Dalam
konstelasi perekonomian dunia, terdapat 2 kutub paling ekstrem sistem
perekonomian. Sistem kapitalisme dan sosialisme merupakan 2 sistem yang
dianggap paling ekstrem dalam sistem percaturan ekonomi dunia. Sistem kapitalisme
pada umumnya diidentikkan dengan sistem ekonomi yang berbasis pada kebebasan
hak kepemilikan individu, bertumpu pada akumulasi modal sebagai mesin pertumbuhan
ekonomi, serta mengagungkan kekuatan mekanisme pasar dalam menyelesaikan
masalah. Para penganutnya menganggap pada jangka panjang segala permasalahan
akan terselesaikan dengan mekanisme pasar, capur tangan pemerintah yang
terlampau jauh justru akan mendistorsi atau merusak kedigdayaan kemampuan pasar
memperbaiki keadaan. Di titik seberangnya, kaum sosialis menganggap peran
pemerintah layaknya dewa yang dapat menjamin kesejahteraan masyarakatnya. Hak
pribadi diacuhkan dan kebebasan individu dibatasi. Dengan bertumpu pada
sentralisasi pemerintahan dan proses pengambilan keputusan, para penganut
intervensionis menawarkan konsep keadillan yang distributif.
Diusung
oleh 2 negara adidaya di masa lampau (AS dan Uni Soviet), hegemoni keduanya kemudian
merasuk ke relung-relung perekonomian negara-negara berkembang. Perang dingin
antar kedua negara indungnya berusaha menemukan sebanyak mungkin “pengikut”.
Indonesia sebagai negara yang memiliki anugerah SDA melimpah, tak lepas dari
sergapan tarik menarik kedua kutub perekonomian tersebut.
Dalam
perjalanannya, Indonesia yang telah jera dan trauma dengan indung sistem
pemerintahan dari sistem perekonomian sosialis karena peristiwa 30 September
1965, tampaknya lebih condong menerima dan mengembangbiakkan sistem kapitalis.

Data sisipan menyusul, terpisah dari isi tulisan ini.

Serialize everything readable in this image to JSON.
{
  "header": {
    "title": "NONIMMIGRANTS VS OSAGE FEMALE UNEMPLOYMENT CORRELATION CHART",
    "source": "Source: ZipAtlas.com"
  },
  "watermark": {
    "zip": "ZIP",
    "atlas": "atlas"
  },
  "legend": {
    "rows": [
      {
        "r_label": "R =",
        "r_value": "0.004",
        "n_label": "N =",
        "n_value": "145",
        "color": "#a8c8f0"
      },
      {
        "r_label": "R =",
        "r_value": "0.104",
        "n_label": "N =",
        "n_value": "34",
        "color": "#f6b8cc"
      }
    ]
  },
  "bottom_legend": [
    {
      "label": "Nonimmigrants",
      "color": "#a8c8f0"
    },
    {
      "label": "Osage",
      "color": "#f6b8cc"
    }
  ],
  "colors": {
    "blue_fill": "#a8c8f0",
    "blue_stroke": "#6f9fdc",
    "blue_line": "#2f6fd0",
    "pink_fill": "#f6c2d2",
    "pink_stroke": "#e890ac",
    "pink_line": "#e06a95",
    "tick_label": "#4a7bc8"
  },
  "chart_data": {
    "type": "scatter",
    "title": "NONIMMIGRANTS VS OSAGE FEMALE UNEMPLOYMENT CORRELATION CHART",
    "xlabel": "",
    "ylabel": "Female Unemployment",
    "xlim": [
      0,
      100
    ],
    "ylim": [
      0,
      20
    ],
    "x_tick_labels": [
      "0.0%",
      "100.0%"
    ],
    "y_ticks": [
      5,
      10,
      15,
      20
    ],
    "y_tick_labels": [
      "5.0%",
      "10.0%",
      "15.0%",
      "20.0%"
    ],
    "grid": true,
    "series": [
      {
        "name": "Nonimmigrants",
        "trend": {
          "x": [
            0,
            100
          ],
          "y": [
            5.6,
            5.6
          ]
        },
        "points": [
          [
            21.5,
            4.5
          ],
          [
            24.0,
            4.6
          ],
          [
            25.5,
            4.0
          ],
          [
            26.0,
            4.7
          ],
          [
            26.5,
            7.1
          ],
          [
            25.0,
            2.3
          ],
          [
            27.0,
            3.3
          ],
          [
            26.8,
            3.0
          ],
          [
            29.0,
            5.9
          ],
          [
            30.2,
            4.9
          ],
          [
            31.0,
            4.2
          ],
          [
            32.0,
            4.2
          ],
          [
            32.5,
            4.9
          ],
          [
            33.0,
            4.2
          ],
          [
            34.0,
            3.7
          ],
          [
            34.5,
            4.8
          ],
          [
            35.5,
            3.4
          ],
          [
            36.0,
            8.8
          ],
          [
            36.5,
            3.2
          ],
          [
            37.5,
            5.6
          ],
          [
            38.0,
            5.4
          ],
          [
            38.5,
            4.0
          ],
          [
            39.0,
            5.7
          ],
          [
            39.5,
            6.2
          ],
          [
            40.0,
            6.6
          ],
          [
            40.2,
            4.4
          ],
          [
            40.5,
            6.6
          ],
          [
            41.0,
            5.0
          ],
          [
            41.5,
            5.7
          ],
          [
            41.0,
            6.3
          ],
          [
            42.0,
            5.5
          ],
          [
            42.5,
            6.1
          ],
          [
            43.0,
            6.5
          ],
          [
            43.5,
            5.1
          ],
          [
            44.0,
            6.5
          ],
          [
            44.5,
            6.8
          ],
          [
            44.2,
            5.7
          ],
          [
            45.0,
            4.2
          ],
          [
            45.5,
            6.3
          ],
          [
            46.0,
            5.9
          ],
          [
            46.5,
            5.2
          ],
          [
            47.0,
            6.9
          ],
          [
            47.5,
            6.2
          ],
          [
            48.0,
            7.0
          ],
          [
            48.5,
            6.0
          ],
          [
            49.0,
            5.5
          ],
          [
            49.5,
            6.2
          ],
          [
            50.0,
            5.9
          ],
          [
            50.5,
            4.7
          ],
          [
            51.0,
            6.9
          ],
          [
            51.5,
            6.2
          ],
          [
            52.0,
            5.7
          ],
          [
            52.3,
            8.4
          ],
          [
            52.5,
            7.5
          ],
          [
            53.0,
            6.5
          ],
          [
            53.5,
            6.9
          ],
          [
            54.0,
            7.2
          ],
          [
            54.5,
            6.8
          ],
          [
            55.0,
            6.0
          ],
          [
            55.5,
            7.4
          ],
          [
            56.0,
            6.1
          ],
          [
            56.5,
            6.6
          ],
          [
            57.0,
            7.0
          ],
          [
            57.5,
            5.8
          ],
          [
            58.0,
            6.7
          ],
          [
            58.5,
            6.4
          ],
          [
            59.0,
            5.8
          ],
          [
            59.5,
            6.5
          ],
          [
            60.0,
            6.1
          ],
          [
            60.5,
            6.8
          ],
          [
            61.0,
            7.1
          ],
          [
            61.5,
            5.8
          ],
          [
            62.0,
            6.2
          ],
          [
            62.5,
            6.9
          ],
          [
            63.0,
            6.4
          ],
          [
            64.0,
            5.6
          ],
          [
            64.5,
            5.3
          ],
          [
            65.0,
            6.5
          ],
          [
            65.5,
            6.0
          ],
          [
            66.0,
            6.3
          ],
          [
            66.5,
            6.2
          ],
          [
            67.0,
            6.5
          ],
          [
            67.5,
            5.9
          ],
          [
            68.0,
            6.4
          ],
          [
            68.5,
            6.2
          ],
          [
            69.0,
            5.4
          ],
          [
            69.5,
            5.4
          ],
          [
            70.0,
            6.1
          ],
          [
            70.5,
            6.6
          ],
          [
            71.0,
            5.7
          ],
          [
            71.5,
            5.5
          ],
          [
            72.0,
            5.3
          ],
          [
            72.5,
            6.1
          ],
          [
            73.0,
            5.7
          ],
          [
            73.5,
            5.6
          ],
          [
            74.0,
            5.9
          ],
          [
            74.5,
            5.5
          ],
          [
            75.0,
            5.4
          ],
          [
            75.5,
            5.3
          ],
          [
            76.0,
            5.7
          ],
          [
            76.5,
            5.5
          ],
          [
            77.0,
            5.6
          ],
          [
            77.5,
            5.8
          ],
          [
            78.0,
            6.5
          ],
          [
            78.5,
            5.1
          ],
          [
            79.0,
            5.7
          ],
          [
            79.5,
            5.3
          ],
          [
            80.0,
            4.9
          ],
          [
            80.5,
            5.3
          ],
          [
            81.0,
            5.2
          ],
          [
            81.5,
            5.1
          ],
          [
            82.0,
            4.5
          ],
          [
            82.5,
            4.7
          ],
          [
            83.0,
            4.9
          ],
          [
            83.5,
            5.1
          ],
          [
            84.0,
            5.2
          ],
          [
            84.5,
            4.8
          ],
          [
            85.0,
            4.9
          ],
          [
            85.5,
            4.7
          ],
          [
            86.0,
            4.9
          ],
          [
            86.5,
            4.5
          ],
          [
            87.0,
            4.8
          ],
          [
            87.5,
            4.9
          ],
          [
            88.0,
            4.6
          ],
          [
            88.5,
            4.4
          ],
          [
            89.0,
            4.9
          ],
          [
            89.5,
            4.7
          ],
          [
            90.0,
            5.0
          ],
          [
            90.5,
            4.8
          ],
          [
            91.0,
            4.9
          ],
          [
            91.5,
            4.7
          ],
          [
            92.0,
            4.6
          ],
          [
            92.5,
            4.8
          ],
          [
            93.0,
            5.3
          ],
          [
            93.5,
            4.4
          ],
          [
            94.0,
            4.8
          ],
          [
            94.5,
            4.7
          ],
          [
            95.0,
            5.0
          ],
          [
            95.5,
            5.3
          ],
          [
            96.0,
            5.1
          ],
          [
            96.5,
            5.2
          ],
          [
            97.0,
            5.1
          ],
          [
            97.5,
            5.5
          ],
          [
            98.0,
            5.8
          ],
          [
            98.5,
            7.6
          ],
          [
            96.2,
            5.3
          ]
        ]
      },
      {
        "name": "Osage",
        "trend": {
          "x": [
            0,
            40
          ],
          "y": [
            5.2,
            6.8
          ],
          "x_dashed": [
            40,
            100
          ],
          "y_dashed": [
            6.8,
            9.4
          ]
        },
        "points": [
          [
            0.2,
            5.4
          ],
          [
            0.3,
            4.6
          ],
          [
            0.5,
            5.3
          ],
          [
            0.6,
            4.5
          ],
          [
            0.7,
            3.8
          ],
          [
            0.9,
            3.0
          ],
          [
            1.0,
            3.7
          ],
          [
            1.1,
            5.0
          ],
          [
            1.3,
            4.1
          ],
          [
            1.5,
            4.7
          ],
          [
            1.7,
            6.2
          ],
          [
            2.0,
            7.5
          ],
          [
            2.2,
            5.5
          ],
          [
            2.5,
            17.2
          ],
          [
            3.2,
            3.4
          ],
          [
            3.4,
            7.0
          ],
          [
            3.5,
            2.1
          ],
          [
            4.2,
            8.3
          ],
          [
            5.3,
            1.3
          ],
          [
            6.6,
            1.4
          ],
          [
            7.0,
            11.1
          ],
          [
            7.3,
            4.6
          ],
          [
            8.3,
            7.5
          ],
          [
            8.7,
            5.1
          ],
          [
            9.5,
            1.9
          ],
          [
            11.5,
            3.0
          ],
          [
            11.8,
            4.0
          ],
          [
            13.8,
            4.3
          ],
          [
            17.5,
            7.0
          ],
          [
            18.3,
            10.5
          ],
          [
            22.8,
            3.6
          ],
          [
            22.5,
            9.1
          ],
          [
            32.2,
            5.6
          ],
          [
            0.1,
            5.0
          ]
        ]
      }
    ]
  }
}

Terlepas dari perdebatan panjang tentang makna kapitalisme liberalisme yang
sesungguhnya, serta penyempitan dan penjelekkan makna kapitalisme di Indonesa
masa kini, Indonesia memang telah condong ke arah kapitalisme. Walaupun pada
perkembangannya pula, Indonesia seperti banyak negara di dunia, tidak murni menerapkan
(baca:terterapkan) sistem kapitalisme.